Citing data from Japan’s Financial Services Agency (FSA), the rating agency reported that, between February and mid-April this year, the country’s securities firms faced at least 1,454 cases of account hacking, which cost around ¥100 billion (US$700 million).
These breaches typically involve phishing attacks that aim to steal investors’ usernames and passwords using fake websites that emulate real brokerage firms’ sites. The hackers then use stolen credentials to access investors’ accounts and liquidate their holdings, using the proceeds to purchase other stocks to be used in market manipulations.
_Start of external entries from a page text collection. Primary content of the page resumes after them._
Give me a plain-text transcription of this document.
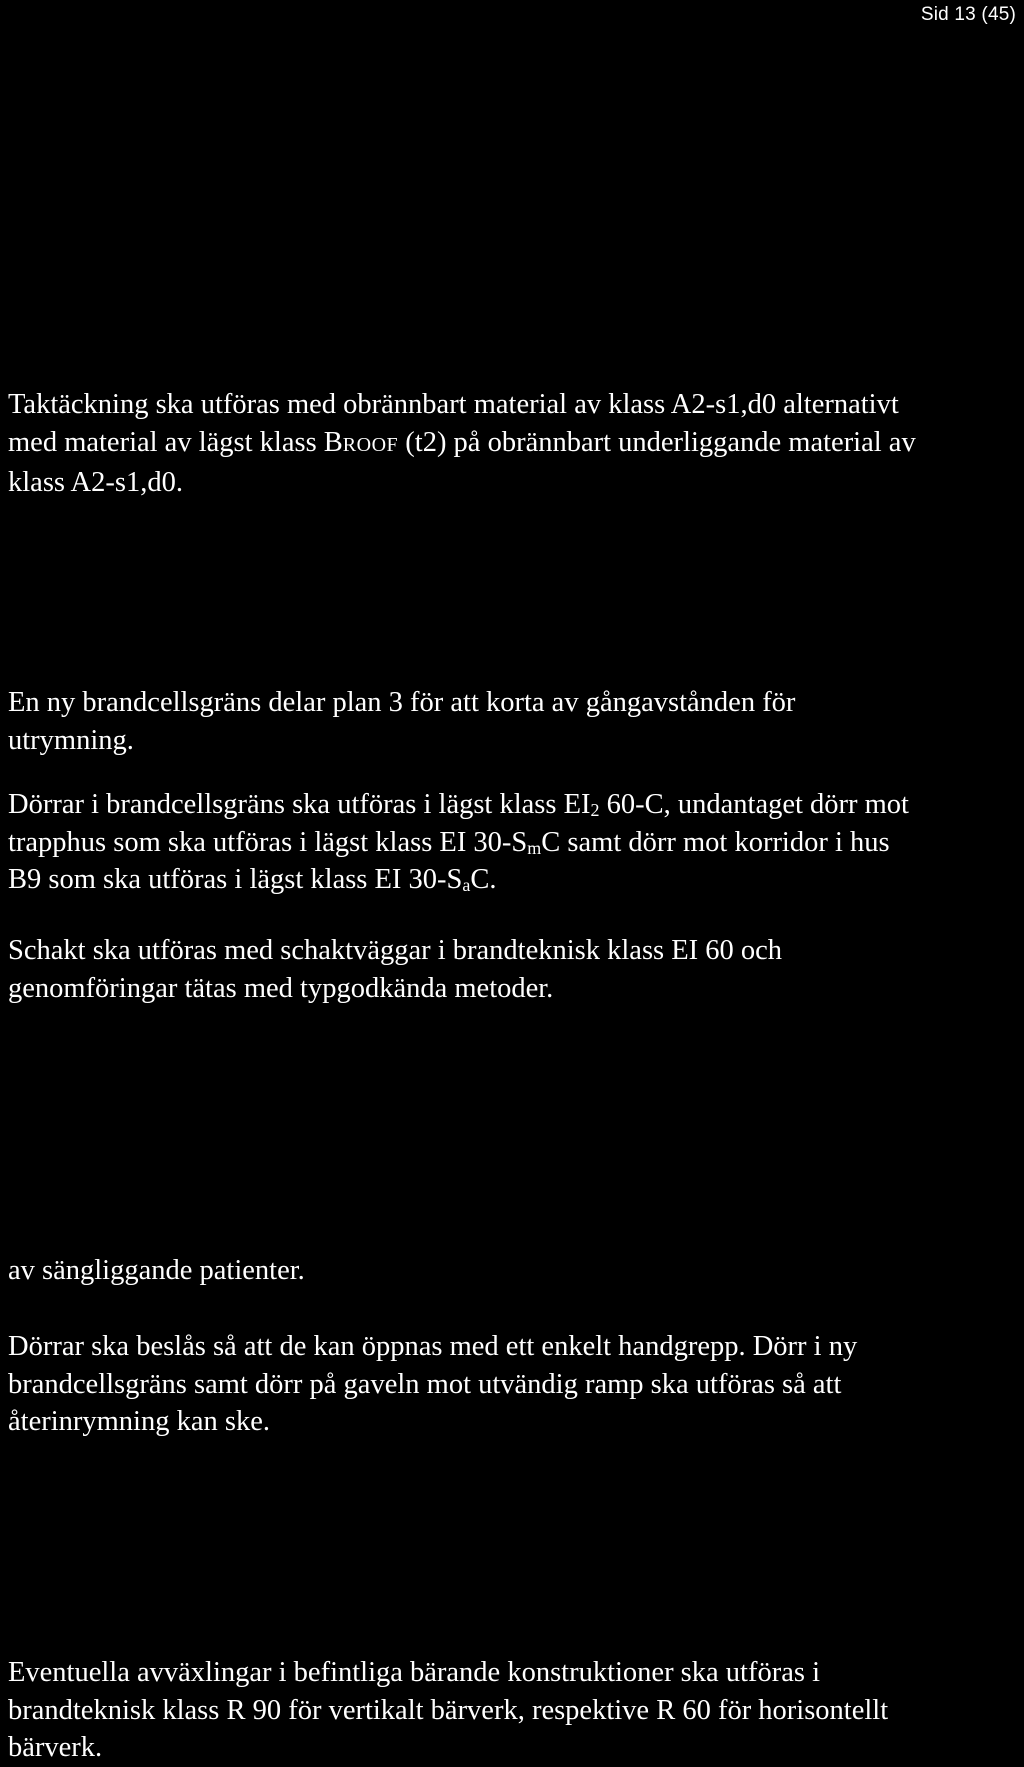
Sid 13 (45)

Taktäckning ska utföras med obrännbart material av klass A2-s1,d0 alternativt
med material av lägst klass BROOF (t2) på obrännbart underliggande material av
klass A2-s1,d0.

En ny brandcellsgräns delar plan 3 för att korta av gångavstånden för
utrymning.

Dörrar i brandcellsgräns ska utföras i lägst klass $EI_2$ 60-C, undantaget dörr mot
trapphus som ska utföras i lägst klass EI $30-S_mC$ samt dörr mot korridor i hus
B9 som ska utföras i lägst klass EI $30-S_aC$.

Schakt ska utföras med schaktväggar i brandteknisk klass EI 60 och
genomföringar tätas med typgodkända metoder.

av sängliggande patienter.

Dörrar ska beslås så att de kan öppnas med ett enkelt handgrepp. Dörr i ny
brandcellsgräns samt dörr på gaveln mot utvändig ramp ska utföras så att
återinrymning kan ske.

Eventuella avväxlingar i befintliga bärande konstruktioner ska utföras i
brandteknisk klass R 90 för vertikalt bärverk, respektive R 60 för horisontellt
bärverk.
“Hackers make a profit by driving up the price of the stock through fraudulent transactions and selling that stock using other accounts they control. Hacked accounts are likely ultimately left with losses as the stocks they are used to purchase decrease in value,” Moody’s noted.
In response, most firms that offer online trading are now implementing mandatory multi-factor authentication (MFA) to guard against these kinds of attacks, it said.
According to the report, MFA has proven very effective against these kinds of attacks, but it hasn’t been universally adopted for several reasons, including “potentially complex implementation, compatibility issues with older company networks and users finding MFA inconvenient,” it said.
For the securities industry, these breaches will likely add costs, as firms beef up their systems and enhance risk management — in addition to the potential compensation they have to pay for customer losses.
“While the move to introduce mandatory MFA for retail transactions will mitigate cyber risks, a credit positive, the recent breaches nevertheless highlight securities firms’ high exposure to customer relations risks,” the report noted.
The attacks also “also threaten to undermine government initiatives” such as a new tax-assisted retirement savings program that has “driven a surge in nationwide investment activity,” Moody’s added.